R-4066

Clinical data
- Other names: N-(3,3-diphenyl-4-oxohex-1-yl)-7,8-benzo-3-azaspiro[5.5]undecane

Identifiers
- IUPAC name 6-{3,4-dihydro-2H-spiro[naphthalene-1,4'-piperidine]-1'-yl}-4,4-diphenylhexan-3-one;
- CAS Number: 66194-36-3; oxalate: 101564-56-1;
- PubChem CID: 380029;
- ChemSpider: 336763;
- UNII: L4YPY81SBM; oxalate: DL9M9L165Z;
- ChEMBL: ChEMBL2010535;
- CompTox Dashboard (EPA): DTXSID101018281 DTXSID10906347, DTXSID101018281 ;

Chemical and physical data
- Formula: C_{32}H_{37}NO
- Molar mass: 451.654 g·mol^{−1}
- 3D model (JSmol): Interactive image;
- SMILES CCC(=O)C(CCN1CCC2(CCCC3=CC=CC=C32)CC1)(C4=CC=CC=C4)C5=CC=CC=C5;
- InChI InChI=1S/C32H37NO/c1-2-30(34)32(27-14-5-3-6-15-27,28-16-7-4-8-17-28)22-25-33-23-20-31(21-24-33)19-11-13-26-12-9-10-18-29(26)31/h3-10,12,14-18H,2,11,13,19-25H2,1H3; Key:ZVFXEHSJPKPKDW-UHFFFAOYSA-N;

= R-4066 =

Chemical compound

R-4066 (Spirodone) is a drug which is a derivative of the opioid analgesic norpipanone, wherein the piperidine ring has been replaced by a tricyclic spiro heterocycle. Developed by Janssen Pharmaceutica, it is around 212× more potent than methadone as an analgesic in animal tests, with an effective oral dosage of 0.07 mg/kg, but is shorter acting, with a duration of action of around 3 hours. If the ketone function is reduced and acetylated, the racemate has a potency of 106× that of methadone and has an analgesic duration of 20.5 hours compared to 8 hours for methadone.

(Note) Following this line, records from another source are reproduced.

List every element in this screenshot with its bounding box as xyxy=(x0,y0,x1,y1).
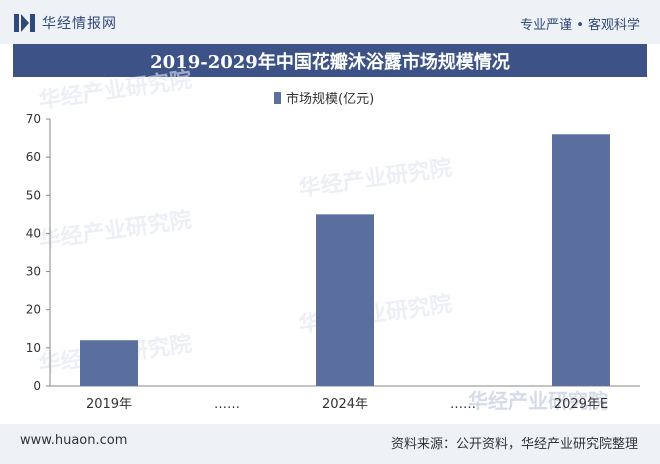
brand-logo-icon xyxy=(14,14,35,32)
y-tick-label: 50 xyxy=(26,188,41,202)
y-tick-label: 30 xyxy=(26,265,41,279)
x-tick-label: …… xyxy=(214,397,240,412)
slogan: 专业严谨 • 客观科学 xyxy=(520,18,640,33)
y-tick-label: 0 xyxy=(33,379,41,393)
legend-swatch xyxy=(274,91,281,104)
bar xyxy=(316,214,374,386)
x-tick-label: 2024年 xyxy=(322,397,368,412)
watermark-text: 华经产业研究院 xyxy=(37,207,193,254)
chart-title: 2019-2029年中国花瓣沐浴露市场规模情况 xyxy=(13,44,647,77)
y-tick-label: 60 xyxy=(26,150,41,164)
chart-legend: 市场规模(亿元) xyxy=(274,88,374,107)
watermark-text: 华经产业研究院 xyxy=(297,155,453,202)
bar xyxy=(80,340,138,386)
y-tick-label: 10 xyxy=(26,341,41,355)
brand-logo: 华经情报网 xyxy=(14,13,117,33)
watermark-text: 华经产业研究院 xyxy=(37,67,193,114)
data-source: 资料来源：公开资料，华经产业研究院整理 xyxy=(390,437,638,452)
y-tick-label: 20 xyxy=(26,303,41,317)
x-tick-label: 2019年 xyxy=(86,397,132,412)
website-url[interactable]: www.huaon.com xyxy=(20,433,128,448)
footer-bar: www.huaon.com 资料来源：公开资料，华经产业研究院整理 xyxy=(0,424,660,464)
y-tick-label: 70 xyxy=(26,112,41,126)
x-tick-label: 2029年E xyxy=(554,397,608,412)
y-tick-label: 40 xyxy=(26,226,41,240)
header-bar: 华经情报网 专业严谨 • 客观科学 xyxy=(0,0,660,44)
brand-name: 华经情报网 xyxy=(42,16,117,32)
bar xyxy=(552,134,610,386)
x-tick-label: …… xyxy=(450,397,476,412)
legend-label: 市场规模(亿元) xyxy=(286,92,375,107)
watermark-text: 华经产业研究院 xyxy=(468,389,608,413)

R-4066 has not been researched in humans, but would be expected to produce effects similar to those of fentanyl, including strong analgesia, sedation, euphoria, constipation, itching and respiratory depression which could be harmful or fatal.

Other related compounds include R-4837 [59708-47-3] & R-5260 [1109-69-9].